Frente a la adopción de la Ley N. ° 32330, que disminuye la edad de responsabilidad penal de 18 a 16 años en Perú, las agencias del Sistema de las Naciones Unidas en el país (Unicef Perú, UNFPA Perú y la Oficina de las Naciones Unidas contra la Droga y el Delito (UNODC) difundieron un comunicado conjunto manifestando su inquietud y pidiendo al gobierno peruano que respete los compromisos adquiridos en la Convención sobre los Derechos del Niño.
En el mensaje, las organizaciones enfatizan que esta convención, que el Perú ha ratificado, reconoce a los niños y adolescentes como portadores de derechos humanos y establece que los países deben proporcionar una respuesta penal adaptada para los jóvenes.

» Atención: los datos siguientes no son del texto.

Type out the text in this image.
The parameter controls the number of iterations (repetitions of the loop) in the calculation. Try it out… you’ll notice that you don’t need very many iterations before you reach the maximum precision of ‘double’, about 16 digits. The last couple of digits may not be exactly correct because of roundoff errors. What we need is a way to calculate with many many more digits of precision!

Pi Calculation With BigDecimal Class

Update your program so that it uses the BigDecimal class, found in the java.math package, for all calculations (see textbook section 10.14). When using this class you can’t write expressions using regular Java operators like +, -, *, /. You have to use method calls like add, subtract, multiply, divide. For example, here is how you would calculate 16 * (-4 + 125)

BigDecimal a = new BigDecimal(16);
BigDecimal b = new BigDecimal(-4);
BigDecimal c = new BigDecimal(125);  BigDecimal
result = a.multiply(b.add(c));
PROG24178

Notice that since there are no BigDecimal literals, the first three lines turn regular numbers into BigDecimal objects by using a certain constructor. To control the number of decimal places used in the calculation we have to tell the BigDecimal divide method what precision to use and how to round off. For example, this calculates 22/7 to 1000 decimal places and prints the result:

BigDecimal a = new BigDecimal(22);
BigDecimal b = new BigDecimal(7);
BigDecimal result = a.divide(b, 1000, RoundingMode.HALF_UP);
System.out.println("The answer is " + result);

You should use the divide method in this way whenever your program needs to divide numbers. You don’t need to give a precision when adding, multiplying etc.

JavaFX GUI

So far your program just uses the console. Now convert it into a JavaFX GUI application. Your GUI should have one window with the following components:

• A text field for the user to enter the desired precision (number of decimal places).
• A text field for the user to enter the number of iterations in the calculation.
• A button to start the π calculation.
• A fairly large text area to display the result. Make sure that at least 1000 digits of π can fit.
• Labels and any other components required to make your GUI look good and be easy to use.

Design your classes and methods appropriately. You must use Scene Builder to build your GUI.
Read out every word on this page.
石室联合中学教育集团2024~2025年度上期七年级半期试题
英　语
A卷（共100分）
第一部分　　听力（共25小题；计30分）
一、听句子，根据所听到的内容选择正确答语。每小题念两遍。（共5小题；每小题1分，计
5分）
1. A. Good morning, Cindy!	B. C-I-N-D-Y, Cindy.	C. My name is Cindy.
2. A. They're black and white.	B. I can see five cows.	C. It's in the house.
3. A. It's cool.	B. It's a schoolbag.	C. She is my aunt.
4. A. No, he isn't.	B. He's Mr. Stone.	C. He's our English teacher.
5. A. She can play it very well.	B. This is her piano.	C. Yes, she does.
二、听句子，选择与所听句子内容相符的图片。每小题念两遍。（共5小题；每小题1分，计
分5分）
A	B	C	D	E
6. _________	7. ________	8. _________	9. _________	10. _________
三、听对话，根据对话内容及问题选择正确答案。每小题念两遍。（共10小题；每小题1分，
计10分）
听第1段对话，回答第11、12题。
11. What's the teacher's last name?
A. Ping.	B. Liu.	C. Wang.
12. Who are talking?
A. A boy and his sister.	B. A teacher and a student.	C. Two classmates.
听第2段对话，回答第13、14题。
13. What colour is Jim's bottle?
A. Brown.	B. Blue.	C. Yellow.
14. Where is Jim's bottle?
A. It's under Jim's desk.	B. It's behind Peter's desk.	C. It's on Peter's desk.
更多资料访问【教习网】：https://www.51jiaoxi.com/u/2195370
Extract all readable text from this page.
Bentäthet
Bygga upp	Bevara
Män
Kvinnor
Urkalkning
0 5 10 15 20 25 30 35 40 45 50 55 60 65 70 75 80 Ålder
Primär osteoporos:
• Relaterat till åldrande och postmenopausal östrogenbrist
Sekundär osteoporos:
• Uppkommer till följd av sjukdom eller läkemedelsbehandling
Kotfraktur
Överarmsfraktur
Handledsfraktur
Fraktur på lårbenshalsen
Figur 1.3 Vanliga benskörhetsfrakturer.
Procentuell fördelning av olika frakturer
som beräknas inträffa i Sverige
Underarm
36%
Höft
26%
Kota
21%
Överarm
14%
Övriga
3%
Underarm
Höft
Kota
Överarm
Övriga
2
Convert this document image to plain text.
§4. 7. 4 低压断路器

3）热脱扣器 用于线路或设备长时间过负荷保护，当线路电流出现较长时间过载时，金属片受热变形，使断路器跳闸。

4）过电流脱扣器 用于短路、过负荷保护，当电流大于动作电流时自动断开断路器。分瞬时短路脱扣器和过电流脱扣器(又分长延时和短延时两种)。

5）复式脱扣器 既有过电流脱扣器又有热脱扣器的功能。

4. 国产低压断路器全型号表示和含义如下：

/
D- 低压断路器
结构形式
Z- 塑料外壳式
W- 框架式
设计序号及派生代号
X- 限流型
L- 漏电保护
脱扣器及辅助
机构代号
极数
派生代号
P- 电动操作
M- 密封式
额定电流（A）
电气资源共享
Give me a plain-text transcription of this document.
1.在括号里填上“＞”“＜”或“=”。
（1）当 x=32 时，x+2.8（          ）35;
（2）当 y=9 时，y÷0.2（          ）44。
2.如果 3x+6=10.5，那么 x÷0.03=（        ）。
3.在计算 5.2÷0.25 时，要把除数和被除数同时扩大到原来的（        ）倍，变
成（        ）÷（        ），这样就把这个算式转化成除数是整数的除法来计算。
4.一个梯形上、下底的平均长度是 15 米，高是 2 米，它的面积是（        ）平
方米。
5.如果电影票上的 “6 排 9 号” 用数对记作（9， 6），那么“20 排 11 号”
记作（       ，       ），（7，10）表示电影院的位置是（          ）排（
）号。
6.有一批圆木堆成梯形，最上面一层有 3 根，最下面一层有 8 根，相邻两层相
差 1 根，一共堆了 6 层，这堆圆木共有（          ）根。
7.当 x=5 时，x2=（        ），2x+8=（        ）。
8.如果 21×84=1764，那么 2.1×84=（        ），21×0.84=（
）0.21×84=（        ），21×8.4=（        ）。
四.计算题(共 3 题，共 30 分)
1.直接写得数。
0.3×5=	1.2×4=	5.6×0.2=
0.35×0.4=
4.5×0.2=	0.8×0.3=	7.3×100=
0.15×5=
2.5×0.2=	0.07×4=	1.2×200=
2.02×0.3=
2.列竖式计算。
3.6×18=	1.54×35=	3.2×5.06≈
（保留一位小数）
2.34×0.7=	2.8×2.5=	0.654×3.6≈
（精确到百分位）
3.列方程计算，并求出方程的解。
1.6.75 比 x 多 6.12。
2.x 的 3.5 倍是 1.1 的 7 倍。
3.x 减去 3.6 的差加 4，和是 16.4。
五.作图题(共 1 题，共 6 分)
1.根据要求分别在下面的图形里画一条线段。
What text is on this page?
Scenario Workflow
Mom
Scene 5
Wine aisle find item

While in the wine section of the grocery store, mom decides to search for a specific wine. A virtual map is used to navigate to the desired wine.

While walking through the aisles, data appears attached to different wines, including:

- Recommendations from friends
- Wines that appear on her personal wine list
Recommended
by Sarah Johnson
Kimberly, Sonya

Esto implica leyes, procesos y entidades especializadas que tomen en cuenta su desarrollo físico y psicosocial, así como la necesidad de mantener a los menores separados de los adultos si se encuentran privados de libertad.
Las entidades firmantes destacan que el 98% de los delitos en el país son perpetrados por adultos, por lo que consideran que la medida recientemente implementada no hará una mejora significativa en la seguridad pública. En lugar de ello, advierten que someter a los jóvenes a un sistema penal para adultos podría incrementar su participación en actividades delictivas, complicando su rehabilitación y reintegración social.
“Compartimos la preocupación por el deterioro de la seguridad ciudadana y nos solidarizamos con la sociedad peruana en su conjunto y en especial con las familias afectadas por la violencia”, señalaron las agencias.
“Sin embargo, los estados parte de la convención deben cumplir ese objetivo con sujeción a sus obligaciones de respetar y aplicar los principios de la justicia juvenil”, agregaron.
Asimismo, recordaron que el Perú dispone de normativas como la Política Nacional del Adolescente en Riesgo y en Conflicto con la Ley Penal al 2030, que tiene como objetivo prevenir la delincuencia juvenil, fortalecer la justicia penal juvenil y asegurar la reintegración social.